Power plants suffer shortage amid Nigeria’s decade of gas
Less than 20 days after launching an ambitious plan to power its entire economy with gas by 2030, most of Nigeria’s gas-fired power plants are suffering from low gas supply and other operational problems, a development that is keeping many Nigerians in darkness.
Two weeks after President Muhammadu Buhari told the world, Nigeria is ready to leverage on the huge gas reserves to become a major gas-consuming country, problems relating to gas supply and maintenance loopholes have thrown the country into darkness in recent weeks as more than 16 electricity-generating plants are facing critical challenges.
In an apology statement to Nigerians, minister of power, Saleh Mamman, admitted seven thermal plants were battling with low gas shortages as a result suffered “breakdown” but assured that there were ongoing efforts to restore power to the affected areas in the country.

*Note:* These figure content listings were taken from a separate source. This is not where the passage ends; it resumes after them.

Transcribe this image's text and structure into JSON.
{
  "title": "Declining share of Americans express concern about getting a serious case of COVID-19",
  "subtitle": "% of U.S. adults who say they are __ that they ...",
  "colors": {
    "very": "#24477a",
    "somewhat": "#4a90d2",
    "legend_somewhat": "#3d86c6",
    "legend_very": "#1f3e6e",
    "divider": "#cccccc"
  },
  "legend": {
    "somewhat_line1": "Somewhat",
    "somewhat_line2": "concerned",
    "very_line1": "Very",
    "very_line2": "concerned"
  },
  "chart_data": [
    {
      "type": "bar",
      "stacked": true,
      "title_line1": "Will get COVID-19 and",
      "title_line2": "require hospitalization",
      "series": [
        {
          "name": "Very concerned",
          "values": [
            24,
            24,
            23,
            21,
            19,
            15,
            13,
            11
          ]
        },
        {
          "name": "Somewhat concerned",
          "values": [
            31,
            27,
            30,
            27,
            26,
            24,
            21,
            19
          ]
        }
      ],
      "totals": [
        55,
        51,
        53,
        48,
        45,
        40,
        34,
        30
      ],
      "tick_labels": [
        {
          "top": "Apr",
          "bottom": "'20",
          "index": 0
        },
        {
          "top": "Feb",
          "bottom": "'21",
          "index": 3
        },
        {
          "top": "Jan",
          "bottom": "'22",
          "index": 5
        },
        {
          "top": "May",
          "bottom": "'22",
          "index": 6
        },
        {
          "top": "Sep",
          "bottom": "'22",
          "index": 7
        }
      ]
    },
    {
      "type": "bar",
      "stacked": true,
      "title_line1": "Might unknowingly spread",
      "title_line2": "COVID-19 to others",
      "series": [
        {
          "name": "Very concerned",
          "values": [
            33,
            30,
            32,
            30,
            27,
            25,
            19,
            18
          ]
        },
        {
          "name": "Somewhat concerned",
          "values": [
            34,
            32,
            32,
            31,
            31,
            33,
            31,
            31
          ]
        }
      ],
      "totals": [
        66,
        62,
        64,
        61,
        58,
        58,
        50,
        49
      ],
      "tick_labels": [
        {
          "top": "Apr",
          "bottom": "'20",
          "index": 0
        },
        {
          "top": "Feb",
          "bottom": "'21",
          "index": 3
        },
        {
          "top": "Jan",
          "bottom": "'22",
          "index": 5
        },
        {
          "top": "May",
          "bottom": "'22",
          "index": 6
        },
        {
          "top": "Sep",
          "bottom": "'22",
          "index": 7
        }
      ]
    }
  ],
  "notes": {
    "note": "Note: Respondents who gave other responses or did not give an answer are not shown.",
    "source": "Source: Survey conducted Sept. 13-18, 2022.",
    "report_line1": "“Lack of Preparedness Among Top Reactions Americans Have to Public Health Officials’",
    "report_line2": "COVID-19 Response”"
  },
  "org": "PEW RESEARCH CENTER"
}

The seven thermal power plants experiencing breakdown as a result of gas constraints include Geregu, Sepele, Omotosho, Gbarain, Omuku, Paras, and Alaoji power plants.
Most experts are wondering how a country that boast of Africa’s largest proven gas reserves of 203 trillion cubic feet and 600tcf unproven gas reserves still struggling with a shortage of gas for domestic use.
Other stakeholders say the breakdown of power plants as a result of gas shortage is a perennial challenge bedeviling the Nigerian Electricity Supply Industry (NESI), even as financial liquidity cripples the ability of power generation companies to fund government-controlled gas pricing systems.
The electricity distribution companies (Discos) are finding it hard to collect significant revenue for energy distributed to customers.
This also affects the Discos’ remittance to market operators and Nigerian Bulk Electricity Trading Company (NBET), a body that buys power from the Gencos through power purchase agreements (PPAs) and sells to the Discos through vesting contracts.
As a result of low remittances by the DisCos, NBET too has been unable to meet its obligations to GenCos. The ripple effect means GenCos too will be unable to pay gas suppliers. A key operational and financial data of the industry indicate that between January 2019 and September 2020, NBET had a payment shortfall of N865 billion to GenCos.
“It’s impossible to talk about a decade of gas without talking about fixing Nigeria’s power, which consumes about 70 percent of the domestic market,” Yusuf Usman, chief operating officer (Gas & Power) at Nigerian National Petroleum Corporation, said at 2021 Nigeria International Petroleum Summit (NIPS).
According to Usman, Nigeria needs to have a liberalised market system that will create the right environment for a more efficient price system.
“Any power that is not paid for by the consumer is paid by the government who is already overburdened with fixing infrastructural challenges,” Usman said.
The Oil Producers Trade Section, comprising international and local operators in the Nigerian oil and gas industry, has also raised issues concerning unpaid gas invoices in the power sector, which it says is a major challenge.
In its presentation at the international conference of the Nigeria Gas Association, the OPTS said, “We must of necessity repay all outstanding gas invoice arrears. Some companies are being owed as far back as 2015-2016. This is not sustainable; we must be able to get assurance that when we produce the gas, we will get paid for it.
“So, we must quickly settle all outstanding debts and make sure that we establish bankable credit support that will make the gas business grow so that investors can develop more gas resources.”
Speaking at a day public hearing organised by the House of Representatives joint committee on gas and petroleum resources last month, Mele Kyari, group managing director of the NNPC, said investors need clarity on fiscal terms before they can invest in gas development projects across the country.
“The PSC simply says the parties can sit down and agree on a framework for monetising the gas on terms that are mutually acceptable,” the NNPC GMD told the lawmakers.
Over time, gas producers have been cautious of investing in gas infrastructure in the country as a result of low gas prices and lack of assurance or guarantee of payment from the GenCos. Hence, the process for gas supply agreements has been fraught with challenges.
A Gas Sale And Aggregation Agreement (GSAA), which is typically between the GenCo, gas supplier, and the gas aggregation company, stipulates contractual framework, rights, obligations and risk allocation for gas supply to the GenCo.
The most prominent case was the sloppy gas supply deal between Calabar GenCo and Accugas Limited, forcing the Federal Government to keep paying over $10 million monthly with or without gas supply to the plant.